Banksia cypholoba
- Conservation status: Priority Three — Poorly Known Taxa (DEC)

Scientific classification
- Kingdom: Plantae
- Clade: Tracheophytes
- Clade: Angiosperms
- Clade: Eudicots
- Order: Proteales
- Family: Proteaceae
- Genus: Banksia
- Subgenus: Banksia subg. Banksia
- Series: Banksia ser. Dryandra
- Species: B. cypholoba
- Binomial name: Banksia cypholoba (A.S.George) A.R.Mast & K.R.Thiele
- Synonyms: Dryandra cypholoba A.S.George

= Banksia cypholoba =

- Genus: Banksia
- Species: cypholoba
- Authority: (A.S.George) A.R.Mast & K.R.Thiele
- Conservation status: P3
- Synonyms: Dryandra cypholoba A.S.George

Species of shrub endemic to Western Australia

Banksia cypholoba is a species of dwarf, prostrate shrub that is endemic to Western Australia. It has pinnatipartite leaves with twenty-five to forty triangular lobes on each side, heads of about sixty brownish and yellow flowers and mostly glabrous follicles.

==Description==
Banksia cypholoba is a prostrate shrub that typically grows to a height of 0.3 m and has short, underground, fire-tolerant stems. It has pinnatipartite leaves that are 120-200 mm long and 8-20 mm wide on a hairy petiole 10-40 mm long, with between twenty-five and forty triangular lobes on each side. The flowers are borne on a head containing between fifty and sixty flowers. There are narrow lance-shaped to egg-shaped, green and brownish involucral bracts 20-28 mm long covered with rusty brown hairs, at the base of the head. The flowers have a pale pinkish brown perianth 27-37 mm long and a lemon-yellow pistil 41-47 mm long. Flowering occurs in August and the fruit is a mostly glabrous egg-shaped follicle 13-16 mm long.

==Taxonomy and naming==
This banksia was first formally described in 1996 by Alex George in the journal Nuytsia and given the name Dryandra cypholoba from specimens he collected in 1986 near Warradarge. In 2007, Austin Mast and Kevin Thiele transferred all the dryandras to the genus Banksia and this species became Banksia cypholoba. The specific epithet (cypholoba) is derived from Greek words meaning "bent" or "humped" and "a lobe", referring to the lobes of the leaves.

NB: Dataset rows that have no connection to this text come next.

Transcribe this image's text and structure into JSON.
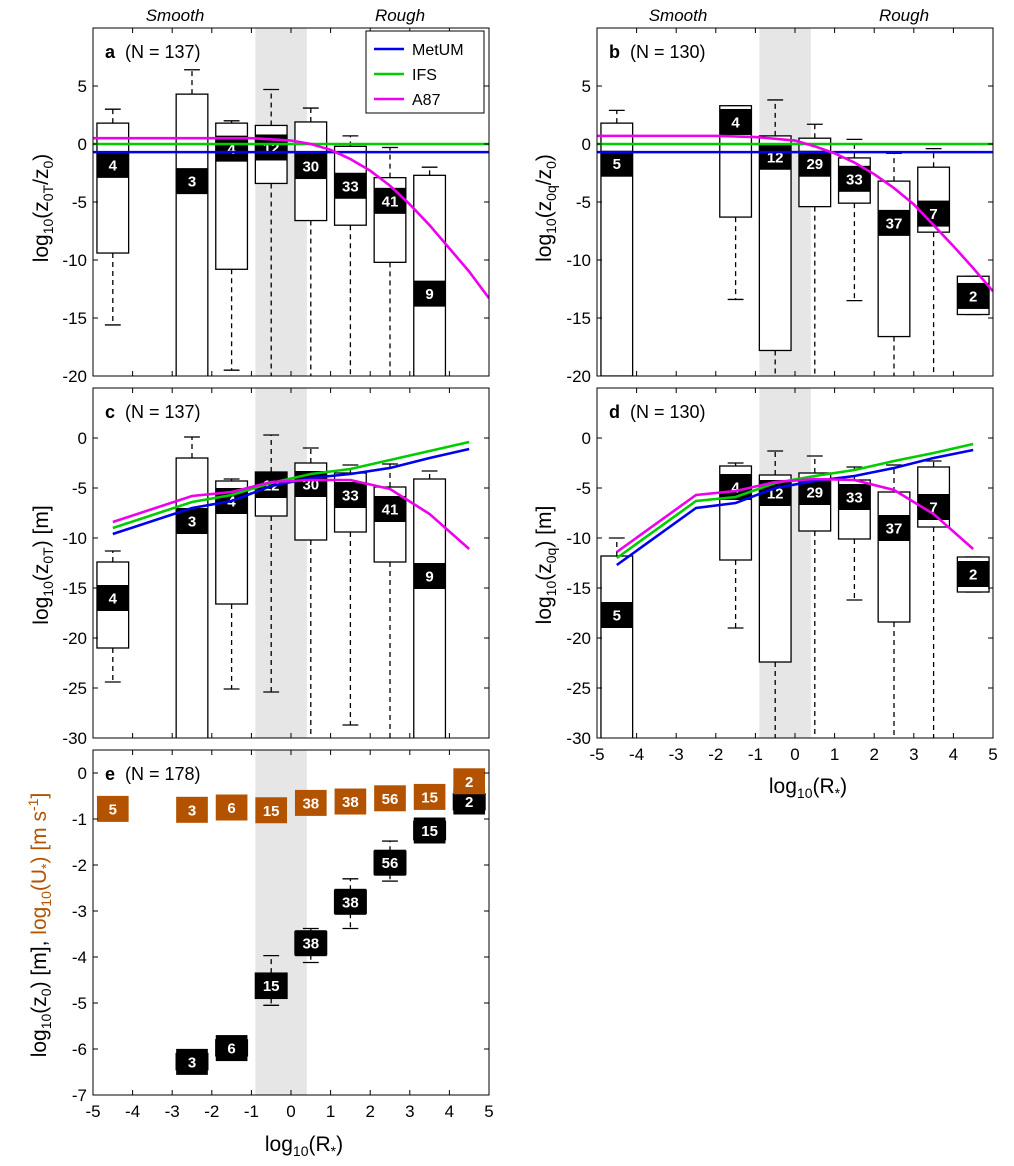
{
  "colors": {
    "MetUM": "#0000ee",
    "IFS": "#00cc00",
    "A87": "#ee00ee",
    "ustar": "#b35300",
    "shade": "#e6e6e6",
    "black": "#000000"
  },
  "header": {
    "smooth": "Smooth",
    "rough": "Rough"
  },
  "axes": {
    "x_label": "log",
    "x_sub": "10",
    "x_tail": "(R",
    "x_star": "*",
    "x_close": ")",
    "y_a": {
      "log": "log",
      "sub": "10",
      "t1": "(z",
      "s1": "0T",
      "t2": "/z",
      "s2": "0",
      "t3": ")"
    },
    "y_b": {
      "log": "log",
      "sub": "10",
      "t1": "(z",
      "s1": "0q",
      "t2": "/z",
      "s2": "0",
      "t3": ")"
    },
    "y_c": {
      "log": "log",
      "sub": "10",
      "t1": "(z",
      "s1": "0T",
      "t2": ") [m]"
    },
    "y_d": {
      "log": "log",
      "sub": "10",
      "t1": "(z",
      "s1": "0q",
      "t2": ") [m]"
    },
    "y_e": {
      "log": "log",
      "sub": "10",
      "t1": "(z",
      "s1": "0",
      "t2": ") [m], ",
      "log2": "log",
      "sub2": "10",
      "t3": "(U",
      "star": "*",
      "t4": ") [m s",
      "sup": "-1",
      "t5": "]"
    }
  },
  "chart_data": [
    {
      "id": "a",
      "type": "box",
      "panel_letter": "a",
      "panel_note": "(N = 137)",
      "xlim": [
        -5,
        5
      ],
      "ylim": [
        -20,
        10
      ],
      "yticks": [
        5,
        0,
        -5,
        -10,
        -15,
        -20
      ],
      "shade": [
        -0.9,
        0.4
      ],
      "legend": [
        "MetUM",
        "IFS",
        "A87"
      ],
      "lines": [
        {
          "name": "MetUM",
          "x": [
            -5,
            5
          ],
          "y": [
            -0.7,
            -0.7
          ]
        },
        {
          "name": "IFS",
          "x": [
            -5,
            5
          ],
          "y": [
            0,
            0
          ]
        },
        {
          "name": "A87",
          "x": [
            -5,
            -4,
            -3,
            -2,
            -1,
            0,
            0.5,
            1,
            1.5,
            2,
            2.5,
            3,
            3.5,
            4,
            4.5,
            5
          ],
          "y": [
            0.5,
            0.5,
            0.5,
            0.5,
            0.5,
            0.3,
            0,
            -0.5,
            -1.3,
            -2.3,
            -3.6,
            -5.2,
            -7.0,
            -9.0,
            -11.0,
            -13.3
          ]
        }
      ],
      "boxes": [
        {
          "x": -4.5,
          "n": "4",
          "q1": -9.4,
          "q3": 1.8,
          "med": -1.8,
          "wlo": -15.6,
          "whi": 3.0
        },
        {
          "x": -2.5,
          "n": "3",
          "q1": -22,
          "q3": 4.3,
          "med": -3.2,
          "wlo": -22,
          "whi": 6.4
        },
        {
          "x": -1.5,
          "n": "4",
          "q1": -10.8,
          "q3": 1.8,
          "med": -0.4,
          "wlo": -19.5,
          "whi": 2.0
        },
        {
          "x": -0.5,
          "n": "12",
          "q1": -3.4,
          "q3": 1.6,
          "med": -0.3,
          "wlo": -22,
          "whi": 4.7
        },
        {
          "x": 0.5,
          "n": "30",
          "q1": -6.6,
          "q3": 1.9,
          "med": -1.9,
          "wlo": -22,
          "whi": 3.1
        },
        {
          "x": 1.5,
          "n": "33",
          "q1": -7.0,
          "q3": -0.2,
          "med": -3.6,
          "wlo": -22,
          "whi": 0.7
        },
        {
          "x": 2.5,
          "n": "41",
          "q1": -10.2,
          "q3": -2.9,
          "med": -4.9,
          "wlo": -22,
          "whi": -0.3
        },
        {
          "x": 3.5,
          "n": "9",
          "q1": -22,
          "q3": -2.7,
          "med": -12.9,
          "wlo": -22,
          "whi": -2.0
        }
      ]
    },
    {
      "id": "b",
      "type": "box",
      "panel_letter": "b",
      "panel_note": "(N = 130)",
      "xlim": [
        -5,
        5
      ],
      "ylim": [
        -20,
        10
      ],
      "yticks": [
        5,
        0,
        -5,
        -10,
        -15,
        -20
      ],
      "shade": [
        -0.9,
        0.4
      ],
      "lines": [
        {
          "name": "MetUM",
          "x": [
            -5,
            5
          ],
          "y": [
            -0.7,
            -0.7
          ]
        },
        {
          "name": "IFS",
          "x": [
            -5,
            5
          ],
          "y": [
            0,
            0
          ]
        },
        {
          "name": "A87",
          "x": [
            -5,
            -4,
            -3,
            -2,
            -1,
            0,
            0.5,
            1,
            1.5,
            2,
            2.5,
            3,
            3.5,
            4,
            4.5,
            5
          ],
          "y": [
            0.7,
            0.7,
            0.7,
            0.7,
            0.6,
            0.3,
            -0.2,
            -0.8,
            -1.6,
            -2.6,
            -3.8,
            -5.2,
            -7.0,
            -8.8,
            -10.7,
            -12.7
          ]
        }
      ],
      "boxes": [
        {
          "x": -4.5,
          "n": "5",
          "q1": -20,
          "q3": 1.8,
          "med": -1.7,
          "wlo": -20,
          "whi": 2.9
        },
        {
          "x": -1.5,
          "n": "4",
          "q1": -6.3,
          "q3": 3.3,
          "med": 1.9,
          "wlo": -13.4,
          "whi": 3.3
        },
        {
          "x": -0.5,
          "n": "12",
          "q1": -17.8,
          "q3": 0.7,
          "med": -1.1,
          "wlo": -22,
          "whi": 3.8
        },
        {
          "x": 0.5,
          "n": "29",
          "q1": -5.4,
          "q3": 0.5,
          "med": -1.7,
          "wlo": -22,
          "whi": 1.7
        },
        {
          "x": 1.5,
          "n": "33",
          "q1": -5.1,
          "q3": -1.2,
          "med": -3.0,
          "wlo": -13.5,
          "whi": 0.4
        },
        {
          "x": 2.5,
          "n": "37",
          "q1": -16.6,
          "q3": -3.2,
          "med": -6.8,
          "wlo": -22,
          "whi": -0.8
        },
        {
          "x": 3.5,
          "n": "7",
          "q1": -7.6,
          "q3": -2.0,
          "med": -6.0,
          "wlo": -22,
          "whi": -0.4
        },
        {
          "x": 4.5,
          "n": "2",
          "q1": -14.7,
          "q3": -11.4,
          "med": -13.1,
          "wlo": -14.7,
          "whi": -11.4
        }
      ]
    },
    {
      "id": "c",
      "type": "box",
      "panel_letter": "c",
      "panel_note": "(N = 137)",
      "xlim": [
        -5,
        5
      ],
      "ylim": [
        -30,
        5
      ],
      "yticks": [
        0,
        -5,
        -10,
        -15,
        -20,
        -25,
        -30
      ],
      "shade": [
        -0.9,
        0.4
      ],
      "lines": [
        {
          "name": "MetUM",
          "x": [
            -4.5,
            -2.5,
            -1.5,
            -0.5,
            0.5,
            1.5,
            2.5,
            3.5,
            4.5
          ],
          "y": [
            -9.6,
            -7.0,
            -6.3,
            -4.8,
            -4.0,
            -3.6,
            -3.0,
            -2.0,
            -1.1
          ]
        },
        {
          "name": "IFS",
          "x": [
            -4.5,
            -2.5,
            -1.5,
            -0.5,
            0.5,
            1.5,
            2.5,
            3.5,
            4.5
          ],
          "y": [
            -9.0,
            -6.4,
            -5.7,
            -4.5,
            -3.6,
            -3.1,
            -2.2,
            -1.3,
            -0.4
          ]
        },
        {
          "name": "A87",
          "x": [
            -4.5,
            -2.5,
            -1.5,
            -0.5,
            0.5,
            1.5,
            2.5,
            3.5,
            4.5
          ],
          "y": [
            -8.4,
            -5.8,
            -5.4,
            -4.4,
            -4.2,
            -4.2,
            -5.1,
            -7.6,
            -11.1
          ]
        }
      ],
      "boxes": [
        {
          "x": -4.5,
          "n": "4",
          "q1": -21.0,
          "q3": -12.4,
          "med": -16.0,
          "wlo": -24.4,
          "whi": -11.3
        },
        {
          "x": -2.5,
          "n": "3",
          "q1": -32,
          "q3": -2.0,
          "med": -8.3,
          "wlo": -32,
          "whi": 0.1
        },
        {
          "x": -1.5,
          "n": "4",
          "q1": -16.6,
          "q3": -4.3,
          "med": -6.3,
          "wlo": -25.1,
          "whi": -4.1
        },
        {
          "x": -0.5,
          "n": "12",
          "q1": -7.8,
          "q3": -3.4,
          "med": -4.7,
          "wlo": -25.4,
          "whi": 0.3
        },
        {
          "x": 0.5,
          "n": "30",
          "q1": -10.2,
          "q3": -2.5,
          "med": -4.6,
          "wlo": -32,
          "whi": -1.0
        },
        {
          "x": 1.5,
          "n": "33",
          "q1": -9.4,
          "q3": -3.5,
          "med": -5.7,
          "wlo": -28.7,
          "whi": -2.7
        },
        {
          "x": 2.5,
          "n": "41",
          "q1": -12.4,
          "q3": -4.9,
          "med": -7.1,
          "wlo": -32,
          "whi": -2.6
        },
        {
          "x": 3.5,
          "n": "9",
          "q1": -32,
          "q3": -4.1,
          "med": -13.8,
          "wlo": -32,
          "whi": -3.3
        }
      ]
    },
    {
      "id": "d",
      "type": "box",
      "panel_letter": "d",
      "panel_note": "(N = 130)",
      "xlim": [
        -5,
        5
      ],
      "ylim": [
        -30,
        5
      ],
      "yticks": [
        0,
        -5,
        -10,
        -15,
        -20,
        -25,
        -30
      ],
      "xticks": [
        -5,
        -4,
        -3,
        -2,
        -1,
        0,
        1,
        2,
        3,
        4,
        5
      ],
      "shade": [
        -0.9,
        0.4
      ],
      "lines": [
        {
          "name": "MetUM",
          "x": [
            -4.5,
            -2.5,
            -1.5,
            -0.5,
            0.5,
            1.5,
            2.5,
            3.5,
            4.5
          ],
          "y": [
            -12.7,
            -7.0,
            -6.5,
            -5.0,
            -4.3,
            -3.8,
            -3.0,
            -2.0,
            -1.2
          ]
        },
        {
          "name": "IFS",
          "x": [
            -4.5,
            -2.5,
            -1.5,
            -0.5,
            0.5,
            1.5,
            2.5,
            3.5,
            4.5
          ],
          "y": [
            -12.0,
            -6.3,
            -5.9,
            -4.5,
            -3.8,
            -3.2,
            -2.3,
            -1.5,
            -0.6
          ]
        },
        {
          "name": "A87",
          "x": [
            -4.5,
            -2.5,
            -1.5,
            -0.5,
            0.5,
            1.5,
            2.5,
            3.5,
            4.5
          ],
          "y": [
            -11.4,
            -5.7,
            -5.3,
            -4.4,
            -4.1,
            -4.2,
            -5.2,
            -7.6,
            -11.1
          ]
        }
      ],
      "boxes": [
        {
          "x": -4.5,
          "n": "5",
          "q1": -32,
          "q3": -11.8,
          "med": -17.7,
          "wlo": -32,
          "whi": -10.0
        },
        {
          "x": -1.5,
          "n": "4",
          "q1": -12.2,
          "q3": -2.8,
          "med": -4.9,
          "wlo": -19.0,
          "whi": -2.5
        },
        {
          "x": -0.5,
          "n": "12",
          "q1": -22.4,
          "q3": -3.7,
          "med": -5.5,
          "wlo": -32,
          "whi": -1.3
        },
        {
          "x": 0.5,
          "n": "29",
          "q1": -9.3,
          "q3": -3.5,
          "med": -5.4,
          "wlo": -32,
          "whi": -1.8
        },
        {
          "x": 1.5,
          "n": "33",
          "q1": -10.1,
          "q3": -4.2,
          "med": -5.9,
          "wlo": -16.2,
          "whi": -2.9
        },
        {
          "x": 2.5,
          "n": "37",
          "q1": -18.4,
          "q3": -5.4,
          "med": -9.0,
          "wlo": -32,
          "whi": -2.7
        },
        {
          "x": 3.5,
          "n": "7",
          "q1": -8.9,
          "q3": -2.9,
          "med": -6.9,
          "wlo": -32,
          "whi": -2.3
        },
        {
          "x": 4.5,
          "n": "2",
          "q1": -15.4,
          "q3": -11.9,
          "med": -13.6,
          "wlo": -15.4,
          "whi": -11.9
        }
      ]
    },
    {
      "id": "e",
      "type": "box",
      "panel_letter": "e",
      "panel_note": "(N = 178)",
      "xlim": [
        -5,
        5
      ],
      "ylim": [
        -7,
        0.5
      ],
      "yticks": [
        0,
        -1,
        -2,
        -3,
        -4,
        -5,
        -6,
        -7
      ],
      "xticks": [
        -5,
        -4,
        -3,
        -2,
        -1,
        0,
        1,
        2,
        3,
        4,
        5
      ],
      "shade": [
        -0.9,
        0.4
      ],
      "z0_boxes": [
        {
          "x": -2.5,
          "n": "3",
          "q1": -6.45,
          "q3": -6.1,
          "med": -6.28,
          "wlo": -6.45,
          "whi": -6.1
        },
        {
          "x": -1.5,
          "n": "6",
          "q1": -6.15,
          "q3": -5.8,
          "med": -5.98,
          "wlo": -6.15,
          "whi": -5.8
        },
        {
          "x": -0.5,
          "n": "15",
          "q1": -4.9,
          "q3": -4.35,
          "med": -4.62,
          "wlo": -5.05,
          "whi": -3.97
        },
        {
          "x": 0.5,
          "n": "38",
          "q1": -3.95,
          "q3": -3.45,
          "med": -3.7,
          "wlo": -4.12,
          "whi": -3.38
        },
        {
          "x": 1.5,
          "n": "38",
          "q1": -3.05,
          "q3": -2.55,
          "med": -2.8,
          "wlo": -3.38,
          "whi": -2.3
        },
        {
          "x": 2.5,
          "n": "56",
          "q1": -2.2,
          "q3": -1.7,
          "med": -1.95,
          "wlo": -2.35,
          "whi": -1.48
        },
        {
          "x": 3.5,
          "n": "15",
          "q1": -1.45,
          "q3": -1.05,
          "med": -1.25,
          "wlo": -1.45,
          "whi": -1.05
        },
        {
          "x": 4.5,
          "n": "2",
          "q1": -0.8,
          "q3": -0.45,
          "med": -0.62,
          "wlo": -0.8,
          "whi": -0.45
        }
      ],
      "ustar_boxes": [
        {
          "x": -4.5,
          "n": "5",
          "q1": -0.98,
          "q3": -0.58,
          "med": -0.78
        },
        {
          "x": -2.5,
          "n": "3",
          "q1": -1.0,
          "q3": -0.6,
          "med": -0.8
        },
        {
          "x": -1.5,
          "n": "6",
          "q1": -0.95,
          "q3": -0.55,
          "med": -0.75
        },
        {
          "x": -0.5,
          "n": "15",
          "q1": -1.0,
          "q3": -0.62,
          "med": -0.81
        },
        {
          "x": 0.5,
          "n": "38",
          "q1": -0.85,
          "q3": -0.45,
          "med": -0.65
        },
        {
          "x": 1.5,
          "n": "38",
          "q1": -0.82,
          "q3": -0.42,
          "med": -0.62
        },
        {
          "x": 2.5,
          "n": "56",
          "q1": -0.75,
          "q3": -0.35,
          "med": -0.55
        },
        {
          "x": 3.5,
          "n": "15",
          "q1": -0.72,
          "q3": -0.32,
          "med": -0.52
        },
        {
          "x": 4.5,
          "n": "2",
          "q1": -0.45,
          "q3": 0.0,
          "med": -0.18
        }
      ]
    }
  ]
}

==Distribution and habitat==
Banksia cypholoba grows in kwongan or in thick scrub between Arrino and the Alexander Morrison National Park in the Geraldton Sandplains biogeographic region.

==Conservation status==
This banksia is classified as "Priority Three" by the Government of Western Australia Department of Parks and Wildlife meaning that it is poorly known and known from only a few locations but is not under imminent threat.